We also partner regularly with policymakers to raise industry standards. Amazon was a founding signatory of the EU Product Safety Pledge in 2018 and the Consumer Rights Pledge in 2023, where we report qualitative and quantitative data to the European Commission because accountability builds trust. These voluntary commitments, developed collaboratively with the Commission, can raise the bar while informing proportionate, future-proof legislation, as we saw with the Digital Services Act and the General Product Safety Regulation. But I want to be candid: voluntary commitments alone cannot solve structural problems. Today, enforcement capacity varies enormously between EU countries. Some authorities are well-resourced and proactive; others lack the tools to keep pace. The result is fragmentation, not fairness. We would welcome three things from the Commission. First, a new vision for enforcement that is smart, technology-neutral and built on public-private data-sharing. Second, regulatory coherence, ensuring the upcoming Digital Fairness Act and CPC Regulation revision embed uniform enforcement and consistent application across the EU. And third, clear rules on responsibilities along the product value chain, with each actor playing a proportionate role in ensuring product compliance and leveraging the Digital Product Passport to scale compliance checks.

The commitment ahead

The reason these investments exist, the reason our counterfeit teams work around the clock, the reason the delivery network keeps expanding into smaller towns, is you — your experience, your confidence, your time. Every euro invested, every scam blocked, every delivery window added serves that single purpose. We are not done. I believe the best chapters are still ahead.

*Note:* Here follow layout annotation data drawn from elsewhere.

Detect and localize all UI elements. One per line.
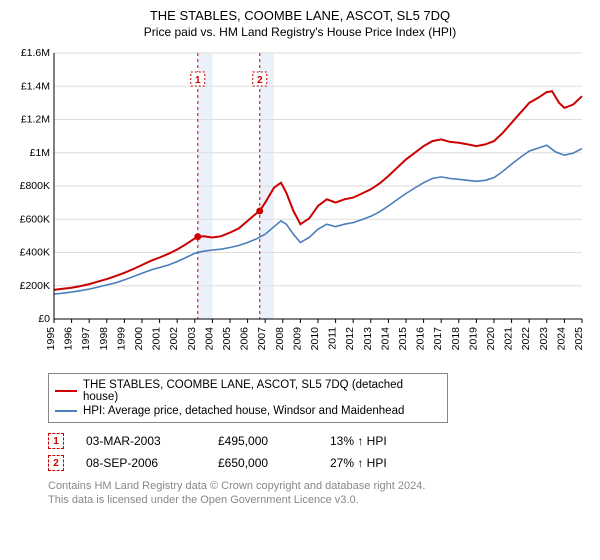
svg-text:1997: 1997 — [80, 327, 92, 351]
svg-text:2011: 2011 — [327, 327, 339, 350]
svg-text:2008: 2008 — [274, 327, 286, 351]
svg-text:1996: 1996 — [63, 327, 75, 351]
price-chart: £0 £200K £400K £600K £800K £1M £1.2M £1.4M £1.6M… — [10, 47, 590, 367]
footer-line-2: This data is licensed under the Open Gov… — [48, 493, 590, 507]
svg-text:£1.6M: £1.6M — [21, 47, 50, 59]
svg-text:£200K: £200K — [20, 280, 50, 292]
svg-text:2013: 2013 — [362, 327, 374, 351]
svg-text:2019: 2019 — [467, 327, 479, 351]
footer-line-1: Contains HM Land Registry data © Crown c… — [48, 479, 590, 493]
svg-text:2004: 2004 — [203, 327, 215, 351]
svg-text:1999: 1999 — [115, 327, 127, 351]
svg-text:£1.4M: £1.4M — [21, 80, 50, 92]
legend: THE STABLES, COOMBE LANE, ASCOT, SL5 7DQ… — [48, 373, 448, 423]
chart-title: THE STABLES, COOMBE LANE, ASCOT, SL5 7DQ — [10, 8, 590, 23]
svg-text:2000: 2000 — [133, 327, 145, 351]
transaction-price: £650,000 — [218, 456, 308, 470]
legend-label-hpi: HPI: Average price, detached house, Wind… — [83, 405, 404, 417]
transaction-hpi: 27% ↑ HPI — [330, 456, 420, 470]
legend-swatch-property — [55, 390, 77, 392]
svg-text:2025: 2025 — [573, 327, 585, 351]
legend-row-property: THE STABLES, COOMBE LANE, ASCOT, SL5 7DQ… — [55, 378, 441, 404]
svg-text:1995: 1995 — [45, 327, 57, 351]
transaction-badge: 2 — [48, 455, 64, 471]
svg-text:2002: 2002 — [168, 327, 180, 351]
svg-text:2003: 2003 — [186, 327, 198, 351]
svg-text:2007: 2007 — [256, 327, 268, 351]
svg-text:2009: 2009 — [291, 327, 303, 351]
svg-text:2015: 2015 — [397, 327, 409, 351]
svg-text:£0: £0 — [38, 313, 50, 325]
transaction-price: £495,000 — [218, 434, 308, 448]
svg-text:2: 2 — [257, 75, 263, 86]
transaction-hpi: 13% ↑ HPI — [330, 434, 420, 448]
svg-text:1998: 1998 — [98, 327, 110, 351]
svg-text:£1.2M: £1.2M — [21, 114, 50, 126]
svg-text:2016: 2016 — [415, 327, 427, 351]
legend-label-property: THE STABLES, COOMBE LANE, ASCOT, SL5 7DQ… — [83, 379, 441, 403]
transaction-row: 2 08-SEP-2006 £650,000 27% ↑ HPI — [48, 455, 590, 471]
svg-text:2022: 2022 — [520, 327, 532, 351]
svg-text:£800K: £800K — [20, 180, 50, 192]
svg-text:2006: 2006 — [239, 327, 251, 351]
svg-text:2020: 2020 — [485, 327, 497, 351]
legend-swatch-hpi — [55, 410, 77, 412]
svg-text:£600K: £600K — [20, 213, 50, 225]
svg-text:2021: 2021 — [503, 327, 515, 351]
svg-text:£1M: £1M — [30, 147, 50, 159]
svg-text:2001: 2001 — [151, 327, 163, 351]
transactions-table: 1 03-MAR-2003 £495,000 13% ↑ HPI 2 08-SEP-200… — [48, 433, 590, 471]
legend-row-hpi: HPI: Average price, detached house, Wind… — [55, 404, 441, 418]
svg-text:£400K: £400K — [20, 247, 50, 259]
svg-text:2023: 2023 — [538, 327, 550, 351]
svg-text:2012: 2012 — [344, 327, 356, 351]
svg-text:2017: 2017 — [432, 327, 444, 351]
svg-text:2005: 2005 — [221, 327, 233, 351]
transaction-badge: 1 — [48, 433, 64, 449]
chart-area: £0 £200K £400K £600K £800K £1M £1.2M £1.4M £1.6M… — [10, 47, 590, 367]
svg-text:2018: 2018 — [450, 327, 462, 351]
svg-text:2014: 2014 — [379, 327, 391, 351]
transaction-row: 1 03-MAR-2003 £495,000 13% ↑ HPI — [48, 433, 590, 449]
transaction-date: 03-MAR-2003 — [86, 434, 196, 448]
transaction-date: 08-SEP-2006 — [86, 456, 196, 470]
footer-attribution: Contains HM Land Registry data © Crown c… — [48, 479, 590, 508]
svg-text:2010: 2010 — [309, 327, 321, 351]
svg-text:1: 1 — [195, 75, 201, 86]
chart-subtitle: Price paid vs. HM Land Registry's House … — [10, 25, 590, 39]
svg-text:2024: 2024 — [555, 327, 567, 351]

I want you to know that we will keep advocating with policymakers on your behalf — pushing for simpler rules, consistent enforcement, and a level playing field that protects European-based retailers and the small businesses we love. Europe deserves nothing less.

Worauf zu achten ist

KI-Ausblick — Möglichkeiten, keine Fakten

  • Amazon will continue to advocate for simpler rules and consistent enforcement in the EU.

    Sehr wahrscheinlich · Innerhalb von Monaten

  • EU regulations will determine the pace of AI deployment on the continent.

    Wahrscheinlich · Innerhalb von Monaten

Offene Fragen

  • Will EU policymakers adopt Amazon's proposed regulatory approach?
  • How will enforcement capacity vary across EU member states?
  • What specific technological advancements will AI enable next?